Saturday, June 25, 2016

Clarksburg, Part 2

Viognier (VEE-ohn-yay) is one of the handful of grapes worldwide that may be considered to be noble.  When grown in the right terroir with the right winemaking talent, Viognier can be about as good as any white wine, period.  The finest Viognier comes from Condrieu and Chateau Grillet in the northern Cotes du Rhone and there will be no threat to that title since the old vine/older strains of Viognier there don't exist elsewhere.  Notoriously difficult to grow, Viognier is now being attempted everywhere around the world.  We shall await the results.

Chenin Blanc (she-NEEN blahn) is very much the opposite of Viognier.  It is the most ordinary of grapes everywhere but reaches its epitome in Vouvray in the Loire Valley of France.  Since this is a commercial industry, Chenin Blanc plantings are in decline everywhere just as Viognier is on the rise except in Clarksburg where both do remarkably well.  With soils similar to Vouvray, Chenin Blanc has become the signature white grape of the region.

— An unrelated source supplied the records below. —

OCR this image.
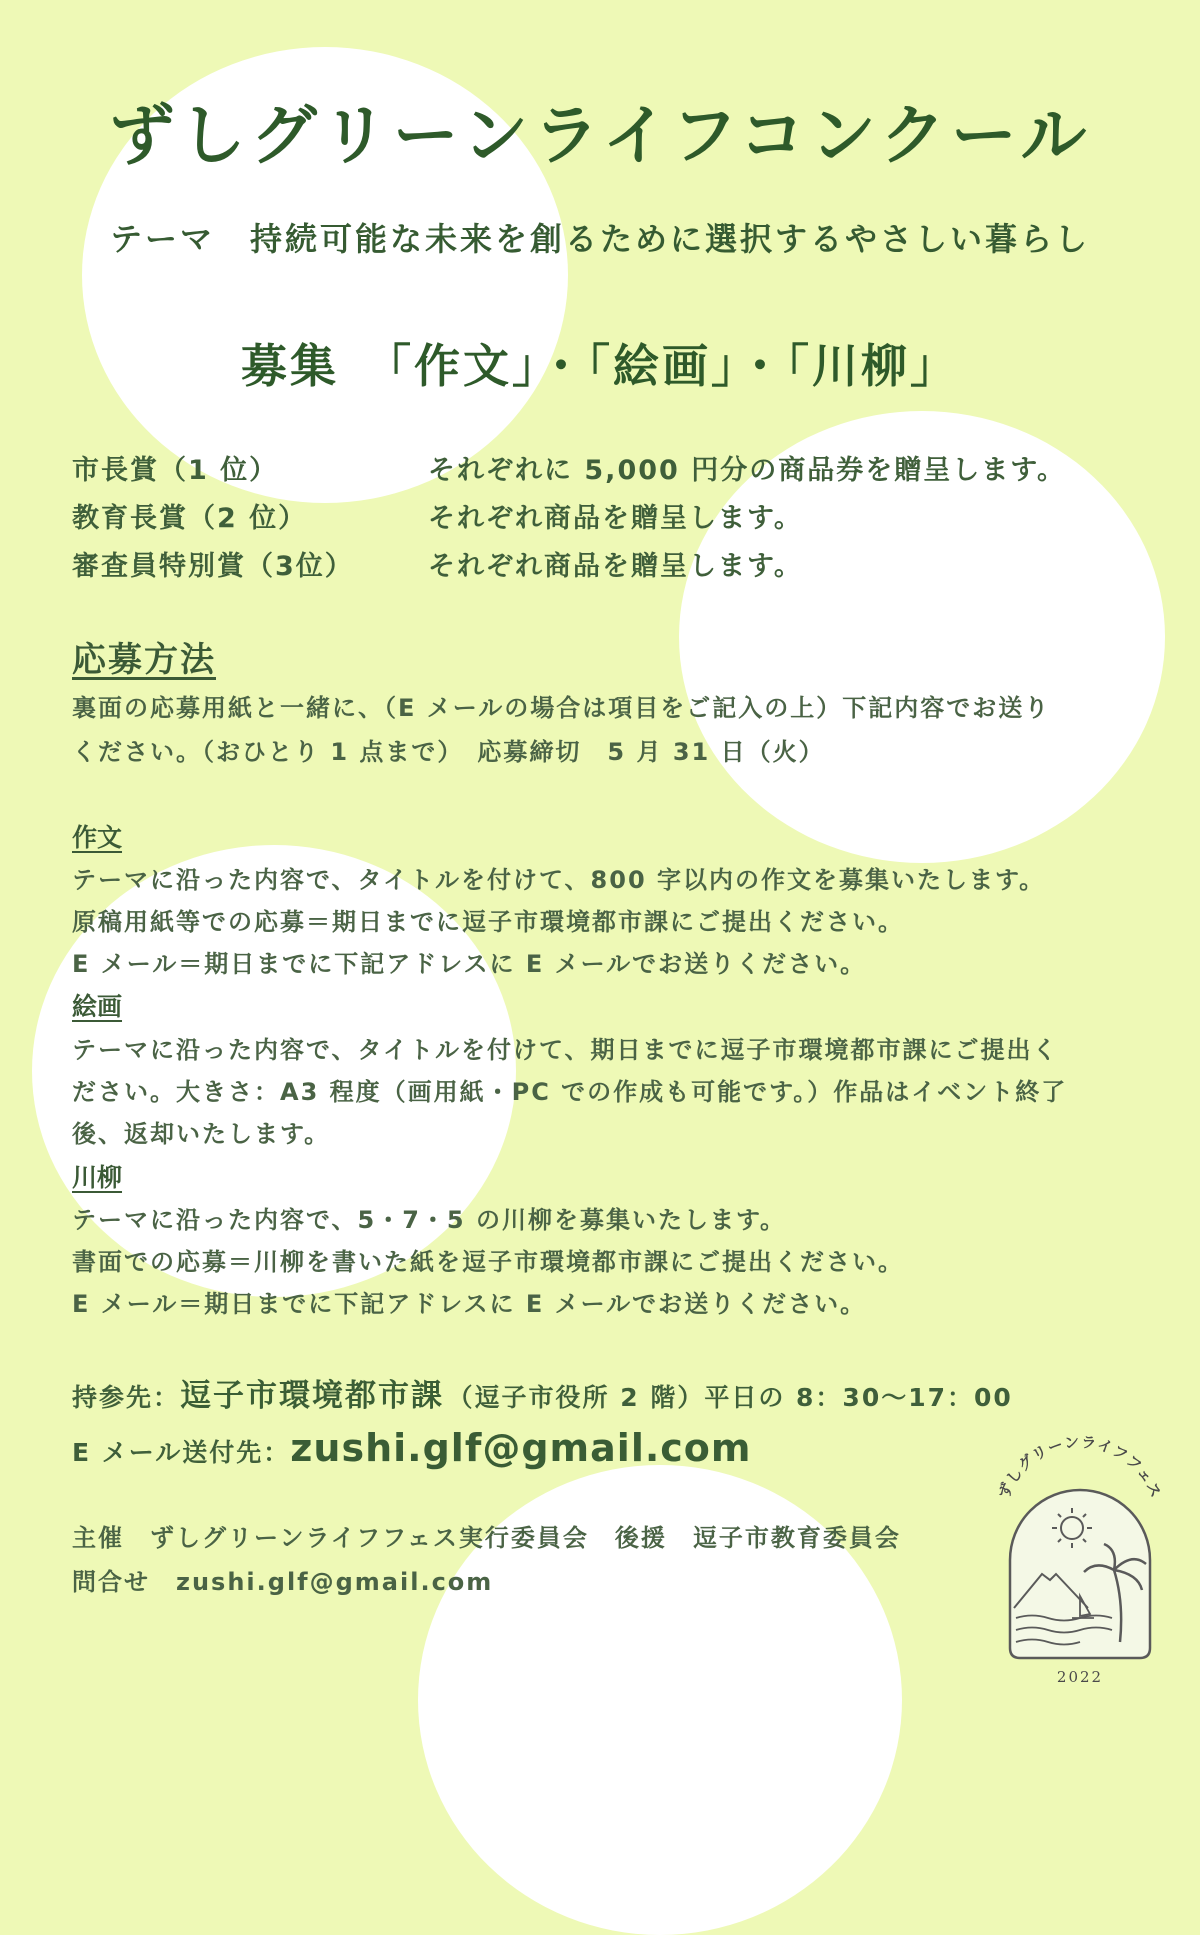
ずしグリーンライフコンクール
テーマ　持続可能な未来を創るために選択するやさしい暮らし
募集　「作文」・「絵画」・「川柳」
市長賞（1 位）	それぞれに 5,000 円分の商品券を贈呈します。
教育長賞（2 位）	それぞれ商品を贈呈します。
審査員特別賞（3位）	それぞれ商品を贈呈します。
応募方法
裏面の応募用紙と一緒に、（E メールの場合は項目をご記入の上）下記内容でお送り
ください。（おひとり 1 点まで）　応募締切　5 月 31 日（火）
作文
テーマに沿った内容で、タイトルを付けて、800 字以内の作文を募集いたします。
原稿用紙等での応募＝期日までに逗子市環境都市課にご提出ください。
E メール＝期日までに下記アドレスに E メールでお送りください。
絵画
テーマに沿った内容で、タイトルを付けて、期日までに逗子市環境都市課にご提出く
ださい。大きさ：A3 程度（画用紙・PC での作成も可能です。）作品はイベント終了
後、返却いたします。
川柳
テーマに沿った内容で、5・7・5 の川柳を募集いたします。
書面での応募＝川柳を書いた紙を逗子市環境都市課にご提出ください。
E メール＝期日までに下記アドレスに E メールでお送りください。
持参先：逗子市環境都市課　 （逗子市役所 2 階）平日の 8：30～17：00
E メール送付先：zushi.glf@gmail.com
主催　ずしグリーンライフフェス実行委員会　後援　逗子市教育委員会
問合せ　zushi.glf@gmail.com
ずしグリーンライフフェス
2022
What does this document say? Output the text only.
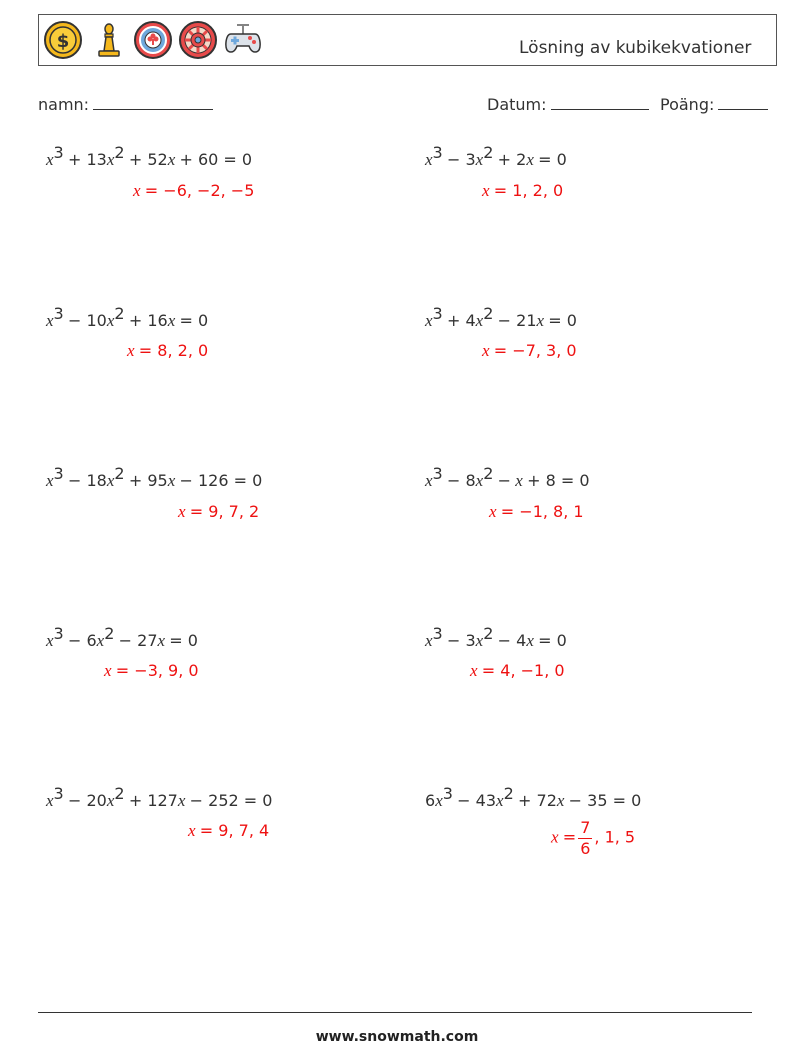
$	Lösning av kubikekvationer
namn:	Datum:	Poäng:
$x^3 + 13x^2 + 52x + 60 = 0$
x = −6, −2, −5
$x^3 - 3x^2 + 2x = 0$
x = 1, 2, 0
$x^3 - 10x^2 + 16x = 0$
x = 8, 2, 0
$x^3 + 4x^2 - 21x = 0$
x = −7, 3, 0
$x^3 - 18x^2 + 95x - 126 = 0$
x = 9, 7, 2
$x^3 - 8x^2 - x + 8 = 0$
x = −1, 8, 1
$x^3 - 6x^2 - 27x = 0$
x = −3, 9, 0
$x^3 - 3x^2 - 4x = 0$
x = 4, −1, 0
$x^3 - 20x^2 + 127x - 252 = 0$
x = 9, 7, 4
$6x^3 - 43x^2 + 72x - 35 = 0$
$x = \frac{7}{6}$ , 1, 5
www.snowmath.com
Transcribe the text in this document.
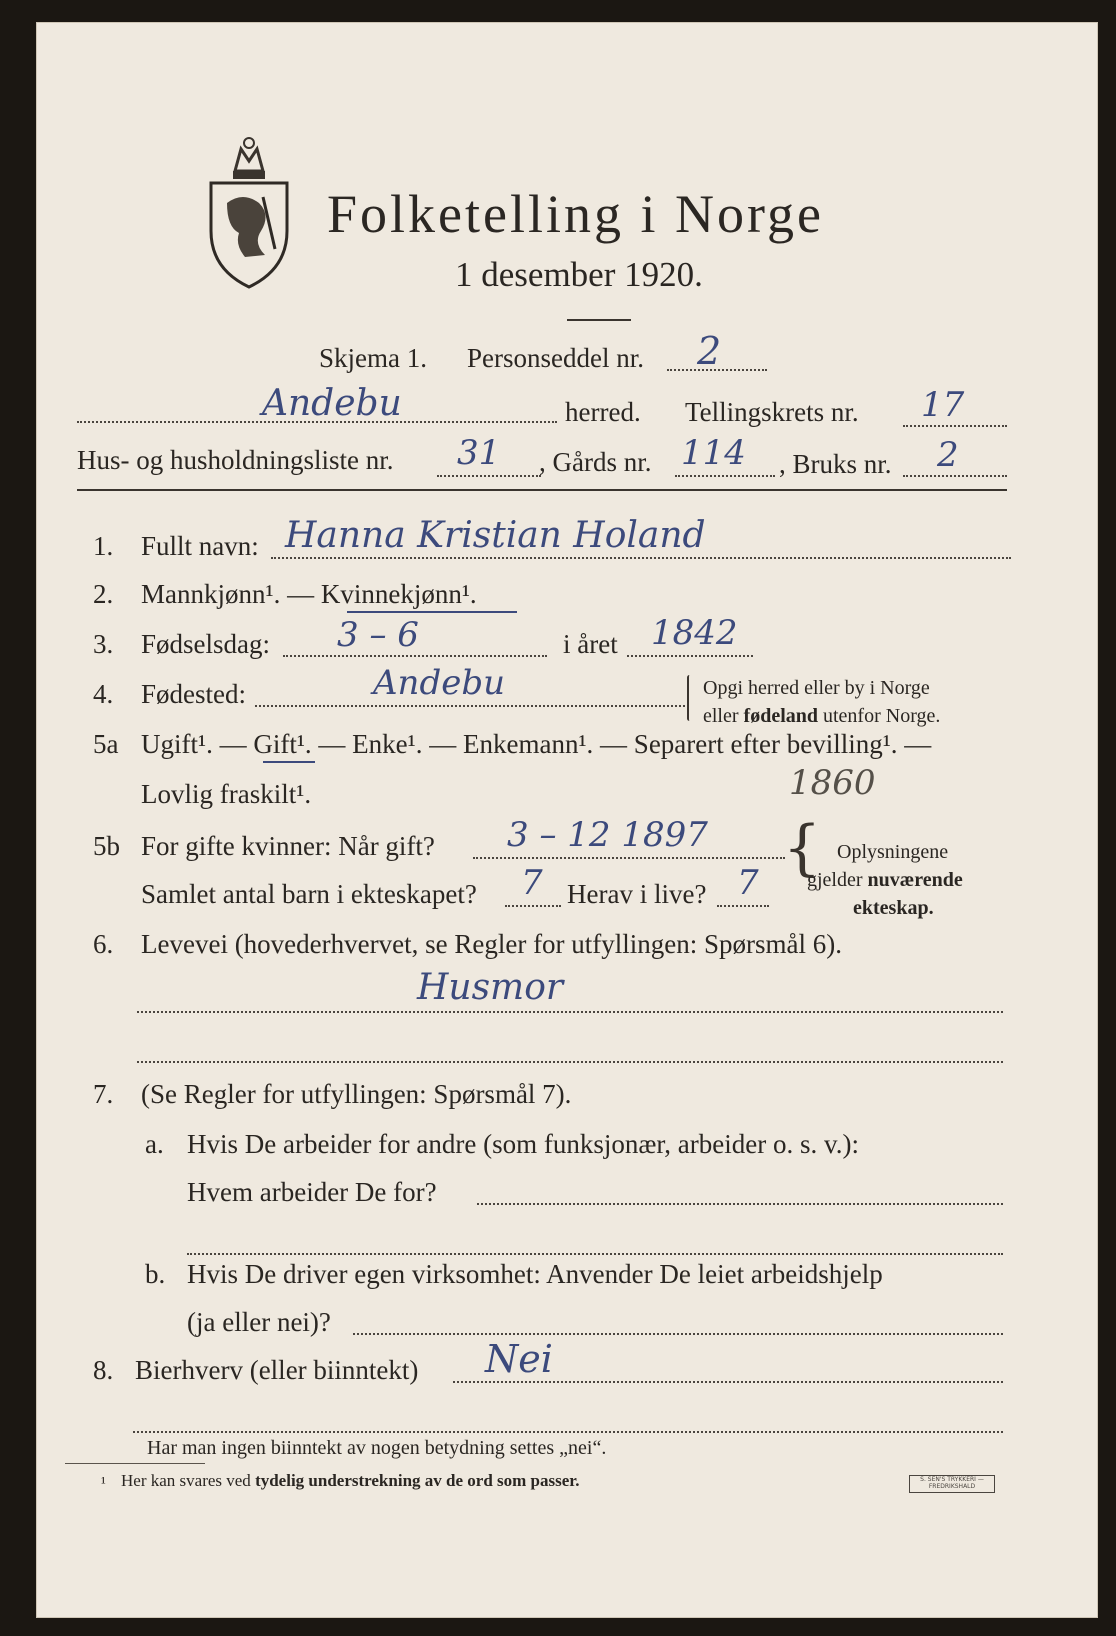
Folketelling i Norge
1 desember 1920.
Skjema 1. Personseddel nr. 2
Andebu	herred. Tellingskrets nr. 17
Hus- og husholdningsliste nr. 31 , Gårds nr. 114 , Bruks nr. 2
1. Fullt navn: Hanna Kristian Holand
2. Mannkjønn¹. — Kvinnekjønn¹.
3. Fødselsdag: 3 – 6	i året 1842
4. Fødested:	Andebu	Opgi herred eller by i Norge
eller fødeland utenfor Norge.
5a Ugift¹. — Gift¹. — Enke¹. — Enkemann¹. — Separert efter bevilling¹. —
Lovlig fraskilt¹.	1860
5b For gifte kvinner: Når gift? 3 – 12 1897
Samlet antal barn i ekteskapet? 7 Herav i live? 7 { Oplysningene
gjelder nuværende
ekteskap.
6. Levevei (hovederhvervet, se Regler for utfyllingen: Spørsmål 6).
Husmor
7. (Se Regler for utfyllingen: Spørsmål 7).
a. Hvis De arbeider for andre (som funksjonær, arbeider o. s. v.):
Hvem arbeider De for?
b. Hvis De driver egen virksomhet: Anvender De leiet arbeidshjelp
(ja eller nei)?
8. Bierhverv (eller biinntekt) Nei
Har man ingen biinntekt av nogen betydning settes „nei“.
¹ Her kan svares ved tydelig understrekning av de ord som passer.	S. SEN'S TRYKKERI — FREDRIKSHALD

Wilson Vineyards of Clarksburg is in all likelihood the source of most of the Chenin Blanc and Viognier being bottled by wineries outside of Clarksburg.  Started in 1920, Wilson has the industry relationships in place and the mature vines to produce serious fruit.  Our Terre d'Oro white blend is definitely Wilson product as is our White Knight Viognier.  The Pine Ridge and Dry Creek whites are probably from them also.

The premier red grape of Clarksburg is Petite Sirah and the current examples in the store include Handcraft and The Crusher.

Just as a disclaimer, our promotion of the wines of Clarksburg is not to say they are world class.  They're just better than you would think they should be.